The “liberal arts” have come to mean the arts that turn people into liberals. Anti-Christians as early as Montaigne have played on the expression as the “liberating” arts. Montaigne must have known that artes liberales, translating directly from the Greek, refers to the skills and practices that distinguish the character of the free man from the servile classes of slaves, serfs, and employees.

For Greeks and Romans, the free man, however poor, owned his own land and maintained his economic independence; he took care of his own wife and children; he had the means and the willingness to fight in defense of his people. Beyond these basic requirements, the free man had the means to defend his religion and culture, which meant that he had to have some mental and social training. He had committed large chucks of Homer and other poets to memory; he knew how to conduct himself at a party, to drink moderately, to sing and dance; when called upon as a witness or defendant in court or to serve his country in some civil capacity, he could speak his language correctly, organize his thoughts, and persuade his fellow citizens.

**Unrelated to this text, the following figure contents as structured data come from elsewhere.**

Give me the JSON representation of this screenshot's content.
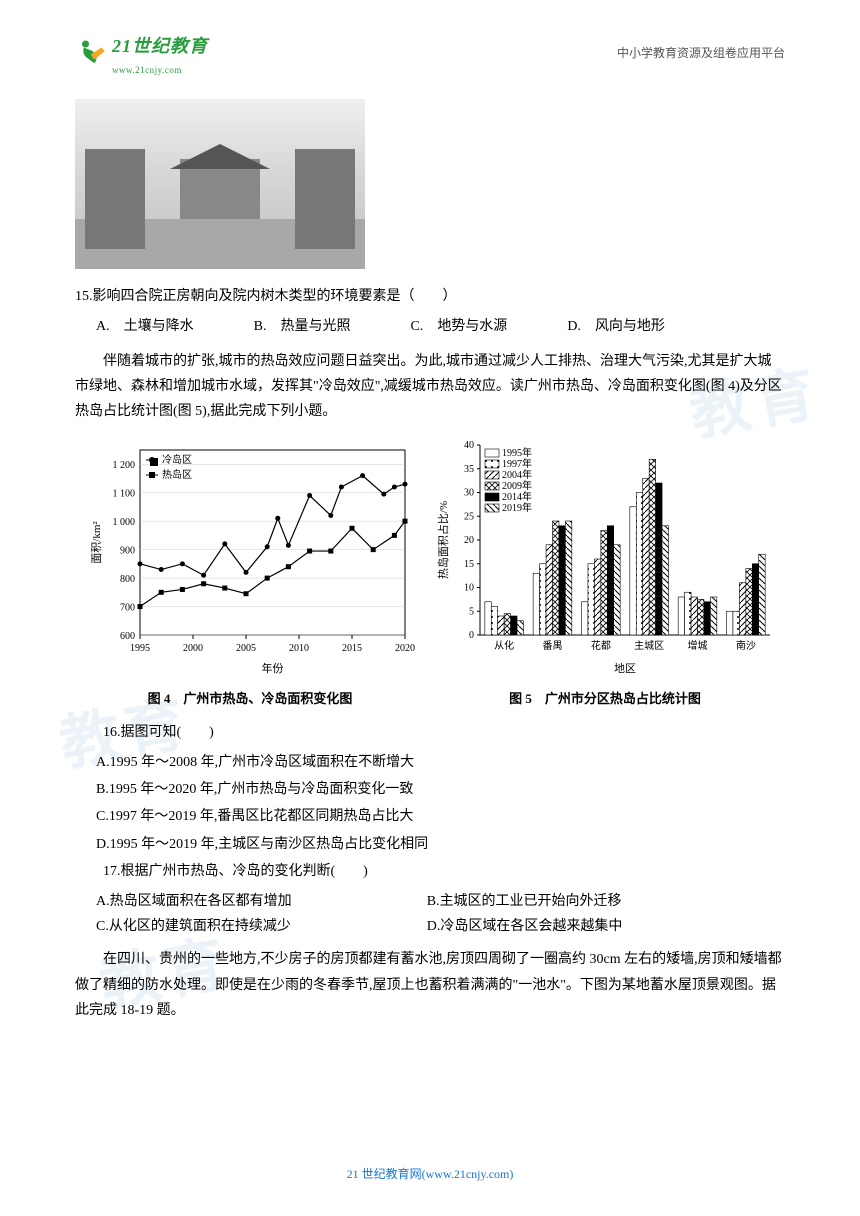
{
  "header": {
    "logo_cn": "21世纪教育",
    "logo_url": "www.21cnjy.com",
    "right_text": "中小学教育资源及组卷应用平台"
  },
  "q15": {
    "number": "15.",
    "stem": "影响四合院正房朝向及院内树木类型的环境要素是（　　）",
    "options": {
      "A": "土壤与降水",
      "B": "热量与光照",
      "C": "地势与水源",
      "D": "风向与地形"
    }
  },
  "passage1": "伴随着城市的扩张,城市的热岛效应问题日益突出。为此,城市通过减少人工排热、治理大气污染,尤其是扩大城市绿地、森林和增加城市水域，发挥其\"冷岛效应\",减缓城市热岛效应。读广州市热岛、冷岛面积变化图(图 4)及分区热岛占比统计图(图 5),据此完成下列小题。",
  "chart_left": {
    "type": "line",
    "title": "图 4　广州市热岛、冷岛面积变化图",
    "xlabel": "年份",
    "ylabel": "面积/km²",
    "xlim": [
      1995,
      2020
    ],
    "ylim": [
      600,
      1250
    ],
    "xticks": [
      1995,
      2000,
      2005,
      2010,
      2015,
      2020
    ],
    "yticks": [
      600,
      700,
      800,
      900,
      1000,
      1100,
      1200
    ],
    "grid_color": "#cccccc",
    "background_color": "#ffffff",
    "legend": [
      "冷岛区",
      "热岛区"
    ],
    "series": {
      "cold": {
        "marker": "circle",
        "color": "#000000",
        "x": [
          1995,
          1997,
          1999,
          2001,
          2003,
          2005,
          2007,
          2008,
          2009,
          2011,
          2013,
          2014,
          2016,
          2018,
          2019,
          2020
        ],
        "y": [
          850,
          830,
          850,
          810,
          920,
          820,
          910,
          1010,
          915,
          1090,
          1020,
          1120,
          1160,
          1095,
          1120,
          1130
        ]
      },
      "hot": {
        "marker": "square",
        "color": "#000000",
        "x": [
          1995,
          1997,
          1999,
          2001,
          2003,
          2005,
          2007,
          2009,
          2011,
          2013,
          2015,
          2017,
          2019,
          2020
        ],
        "y": [
          700,
          750,
          760,
          780,
          765,
          745,
          800,
          840,
          895,
          895,
          975,
          900,
          950,
          1000
        ]
      }
    }
  },
  "chart_right": {
    "type": "grouped-bar",
    "title": "图 5　广州市分区热岛占比统计图",
    "xlabel": "地区",
    "ylabel": "热岛面积占比/%",
    "ylim": [
      0,
      40
    ],
    "yticks": [
      0,
      5,
      10,
      15,
      20,
      25,
      30,
      35,
      40
    ],
    "categories": [
      "从化",
      "番禺",
      "花都",
      "主城区",
      "增城",
      "南沙"
    ],
    "years": [
      "1995年",
      "1997年",
      "2004年",
      "2009年",
      "2014年",
      "2019年"
    ],
    "patterns": [
      "white",
      "dots",
      "diag-left",
      "diag-cross",
      "black",
      "diag-right"
    ],
    "data": {
      "从化": [
        7,
        6,
        4,
        4.5,
        4,
        3
      ],
      "番禺": [
        13,
        15,
        19,
        24,
        23,
        24
      ],
      "花都": [
        7,
        15,
        16,
        22,
        23,
        19
      ],
      "主城区": [
        27,
        30,
        33,
        37,
        32,
        23
      ],
      "增城": [
        8,
        9,
        8,
        7.5,
        7,
        8
      ],
      "南沙": [
        5,
        5,
        11,
        14,
        15,
        17
      ]
    }
  },
  "q16": {
    "number": "16.",
    "stem": "据图可知(　　)",
    "options": {
      "A": "1995 年～2008 年,广州市冷岛区域面积在不断增大",
      "B": "1995 年～2020 年,广州市热岛与冷岛面积变化一致",
      "C": "1997 年～2019 年,番禺区比花都区同期热岛占比大",
      "D": "1995 年～2019 年,主城区与南沙区热岛占比变化相同"
    }
  },
  "q17": {
    "number": "17.",
    "stem": "根据广州市热岛、冷岛的变化判断(　　)",
    "options": {
      "A": "热岛区域面积在各区都有增加",
      "B": "主城区的工业已开始向外迁移",
      "C": "从化区的建筑面积在持续减少",
      "D": "冷岛区域在各区会越来越集中"
    }
  },
  "passage2": "在四川、贵州的一些地方,不少房子的房顶都建有蓄水池,房顶四周砌了一圈高约 30cm 左右的矮墙,房顶和矮墙都做了精细的防水处理。即使是在少雨的冬春季节,屋顶上也蓄积着满满的\"一池水\"。下图为某地蓄水屋顶景观图。据此完成 18-19 题。",
  "footer": {
    "text": "21 世纪教育网(www.21cnjy.com)"
  },
  "watermark_text": "教育"
}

As time went on, Greek sophists and philosophers claimed to have a monopoly on mental cultivation; practical parents, however, were more inclined to trust the teachers of rhetoric. Although Plato tried to give the rhetoricians a bad name, Aristotle took their craft seriously enough to devote an important book to it, his Rhetoric. The model rhetor (or orator), in Aristotle’s scheme, is a master of style, but he also displays a knowledge of logic, ethics, and psychology. The object of this kind of education was to produce not a brilliant theoretician in physics or metaphysics but a prudent and practical man, wise and good, who could serve his friends and be of use to his country.

This was the ideal that was passed down to Cicero and Quintilian, to the teachers of the Middle Ages, to the best of the Renaissance humanists, and to their heir Samuel Johnson. It was not a technical education in logic or mathematics, though it included both, nor (although the rhetoricians devoted their lives to literature) was it a study of literature for literature’s sake or for the purpose of pursuing hermeneutic studies at the expense of some helpless poet or novelist. Major writers were studied as models for good prose and sound composition, and the results can be seen in all the Western writers from Cicero to Petrarch to Shakespeare to Dr. Johnson to A.E. Housman, a fine poet (and finer scholar) who despised literary criticism. Nothing would so rapidly improve the cultural and literary standards of the modern world (apart from the reimposition of Latin) than the recovery of this great rhetorical tradition of the liberal arts that, far from liberating its students from religion and custom, bind them securely to the traditions of their ancestors.